Similarly, Black inventor Mary Kenner was self-taught, which makes her genius all the more impressive. In 1956, the African-American innovator created the world’s first sanitary belt and followed this up with a number of other health- and hygiene-related inventions, including a novel toilet tissue holder and an attachment for a mobility walker.

Otis Boykin: wire precision resistor, 1959

Otis Boykin notched up 26 patents during his lifetime, the most important of which were his pacemaker control unit, a development that transformed the control of abnormal heart rhythms, and wire precision resistor. Invented by Boykin in 1959, the technology has been used in computers, TVs, radios, and more.

Marie Van Brittan Brown and Albert Brown: CCTV home security system, 1966

Concerned by the high levels of property crime in her New York City neighborhood, Marie Van Brittan Brown, who was working as a nurse at the time, pretty much created the multibillion-dollar home security industry in 1966 when she invented, along with her husband Albert Brown, the world’s first CCTV home security system. The couple were granted a patent in 1969 and went on to win numerous awards for the innovation.

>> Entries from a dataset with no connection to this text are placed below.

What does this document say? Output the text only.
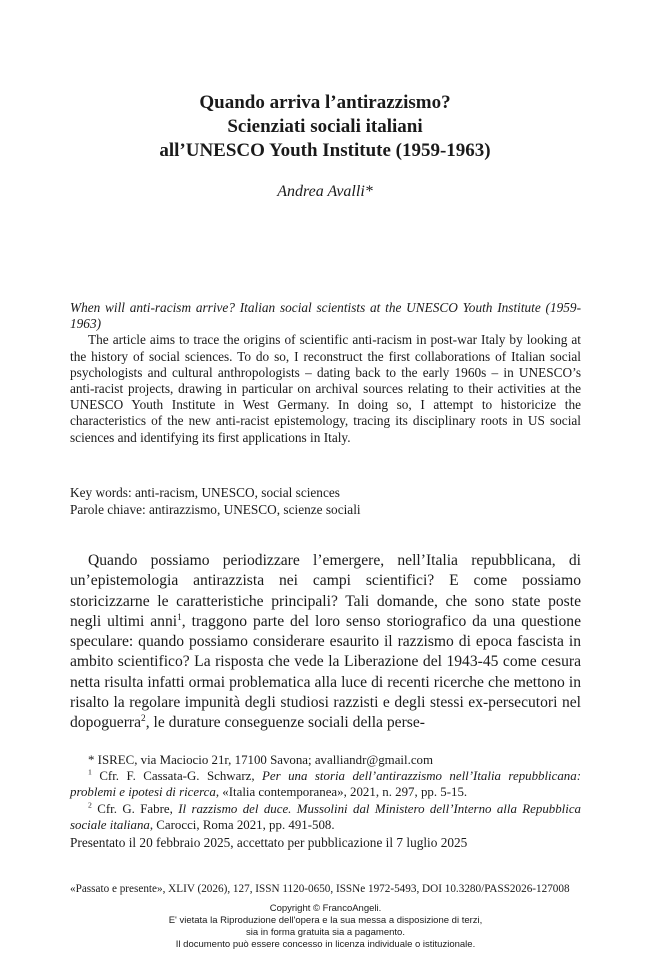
Quando arriva l’antirazzismo?
Scienziati sociali italiani
all’UNESCO Youth Institute (1959-1963)
Andrea Avalli*
When will anti-racism arrive? Italian social scientists at the UNESCO Youth Institute (1959-1963)
The article aims to trace the origins of scientific anti-racism in post-war Italy by looking at the history of social sciences. To do so, I reconstruct the first collaborations of Italian social psychologists and cultural anthropologists – dating back to the early 1960s – in UNESCO’s anti-racist projects, drawing in particular on archival sources relating to their activities at the UNESCO Youth Institute in West Germany. In doing so, I attempt to historicize the characteristics of the new anti-racist epistemology, tracing its disciplinary roots in US social sciences and identifying its first applications in Italy.
Key words: anti-racism, UNESCO, social sciences
Parole chiave: antirazzismo, UNESCO, scienze sociali
Quando possiamo periodizzare l’emergere, nell’Italia repubblicana, di un’epistemologia antirazzista nei campi scientifici? E come possiamo storicizzarne le caratteristiche principali? Tali domande, che sono state poste negli ultimi anni$^1$, traggono parte del loro senso storiografico da una questione speculare: quando possiamo considerare esaurito il razzismo di epoca fascista in ambito scientifico? La risposta che vede la Liberazione del 1943-45 come cesura netta risulta infatti ormai problematica alla luce di recenti ricerche che mettono in risalto la regolare impunità degli studiosi razzisti e degli stessi ex-persecutori nel dopoguerra$^2$, le durature conseguenze sociali della perse-
* ISREC, via Maciocio 21r, 17100 Savona; avalliandr@gmail.com
$^1$ Cfr. F. Cassata-G. Schwarz, Per una storia dell’antirazzismo nell’Italia repubblicana: problemi e ipotesi di ricerca, «Italia contemporanea», 2021, n. 297, pp. 5-15.
$^2$ Cfr. G. Fabre, Il razzismo del duce. Mussolini dal Ministero dell’Interno alla Repubblica sociale italiana, Carocci, Roma 2021, pp. 491-508.
Presentato il 20 febbraio 2025, accettato per pubblicazione il 7 luglio 2025
«Passato e presente», XLIV (2026), 127, ISSN 1120-0650, ISSNe 1972-5493, DOI 10.3280/PASS2026-127008
Copyright © FrancoAngeli.
E' vietata la Riproduzione dell'opera e la sua messa a disposizione di terzi,
sia in forma gratuita sia a pagamento.
Il documento può essere concesso in licenza individuale o istituzionale.
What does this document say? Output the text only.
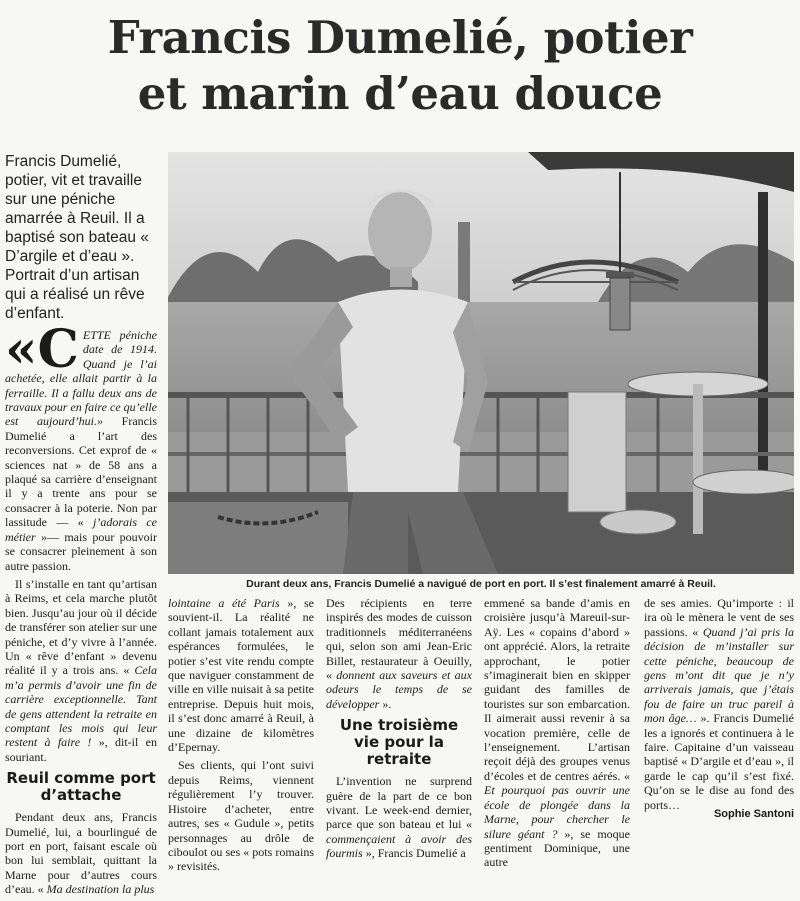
Francis Dumelié, potier
et marin d’eau douce
Francis Dumelié, potier, vit et travaille sur une péniche amarrée à Reuil. Il a baptisé son bateau « D’argile et d’eau ». Portrait d’un artisan qui a réalisé un rêve d’enfant.
Durant deux ans, Francis Dumelié a navigué de port en port. Il s’est finalement amarré à Reuil.

«C ETTE péniche date de 1914. Quand je l’ai achetée, elle allait partir à la ferraille. Il a fallu deux ans de travaux pour en faire ce qu’elle est aujourd’hui.» Francis Dumelié a l’art des reconversions. Cet exprof de « sciences nat » de 58 ans a plaqué sa carrière d’enseignant il y a trente ans pour se consacrer à la poterie. Non par lassitude — « j’adorais ce métier »— mais pour pouvoir se consacrer pleinement à son autre passion.

Il s’installe en tant qu’artisan à Reims, et cela marche plutôt bien. Jusqu’au jour où il décide de transférer son atelier sur une péniche, et d’y vivre à l’année. Un « rêve d’enfant » devenu réalité il y a trois ans. « Cela m’a permis d’avoir une fin de carrière exceptionnelle. Tant de gens attendent la retraite en comptant les mois qui leur restent à faire ! », dit-il en souriant.

Reuil comme port d’attache

Pendant deux ans, Francis Dumelié, lui, a bourlingué de port en port, faisant escale où bon lui semblait, quittant la Marne pour d’autres cours d’eau. « Ma destination la plus

lointaine a été Paris », se souvient-il. La réalité ne collant jamais totalement aux espérances formulées, le potier s’est vite rendu compte que naviguer constamment de ville en ville nuisait à sa petite entreprise. Depuis huit mois, il s’est donc amarré à Reuil, à une dizaine de kilomètres d’Epernay.

Ses clients, qui l’ont suivi depuis Reims, viennent régulièrement l’y trouver. Histoire d’acheter, entre autres, ses « Gudule », petits personnages au drôle de ciboulot ou ses « pots romains » revisités.

Des récipients en terre inspirés des modes de cuisson traditionnels méditerranéens qui, selon son ami Jean-Eric Billet, restaurateur à Oeuilly, « donnent aux saveurs et aux odeurs le temps de se développer ».

Une troisième vie pour la retraite

L’invention ne surprend guère de la part de ce bon vivant. Le week-end dernier, parce que son bateau et lui « commençaient à avoir des fourmis », Francis Dumelié a

emmené sa bande d’amis en croisière jusqu’à Mareuil-sur-Aÿ. Les « copains d’abord » ont apprécié. Alors, la retraite approchant, le potier s’imaginerait bien en skipper guidant des familles de touristes sur son embarcation. Il aimerait aussi revenir à sa vocation première, celle de l’enseignement. L’artisan reçoit déjà des groupes venus d’écoles et de centres aérés. « Et pourquoi pas ouvrir une école de plongée dans la Marne, pour chercher le silure géant ? », se moque gentiment Dominique, une autre

de ses amies. Qu’importe : il ira où le mènera le vent de ses passions. « Quand j’ai pris la décision de m’installer sur cette péniche, beaucoup de gens m’ont dit que je n’y arriverais jamais, que j’étais fou de faire un truc pareil à mon âge… ». Francis Dumelié les a ignorés et continuera à le faire. Capitaine d’un vaisseau baptisé « D’argile et d’eau », il garde le cap qu’il s’est fixé. Qu’on se le dise au fond des ports…

Sophie Santoni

Valerie Thomas: 3D film, 3D TV and medical imaging precursor, 1976

African-American physicist Valerie Thomas developed the 3D-Illusion transmitter in 1977 while working for NASA and patented the trailblazing device a year later. Thomas’ innovation essentially made the invention of a long list of 3D technologies possible, including 3D film, 3D TV and modern medical imaging, and her transmitter is still used by NASA to this day.

Patricia Bath: laser cataract removal device, 1986

Harlem-born ophthalmologist Patricia Bath overcame prejudice to invent a laser cataract removal device called the Laserphaco Probe in 1986, and went on to patent it in 1988. Bath, who passed away in 2019, worked tirelessly to tackle vision loss in the Black community and also co-founded the American Institute for the Prevention of Blindness. 

Philip Emeagwali: linked supercomputer system, 1989

An ingenious invention that effectively made the internet and other modern IT technologies possible, the linked supercomputer system is the brainchild of Nigerian-born computer scientist Philip Emeagwali, who in 1989 came up with the idea of linking multiple microprocessors to turbo-charge computing power after observing bees in nature.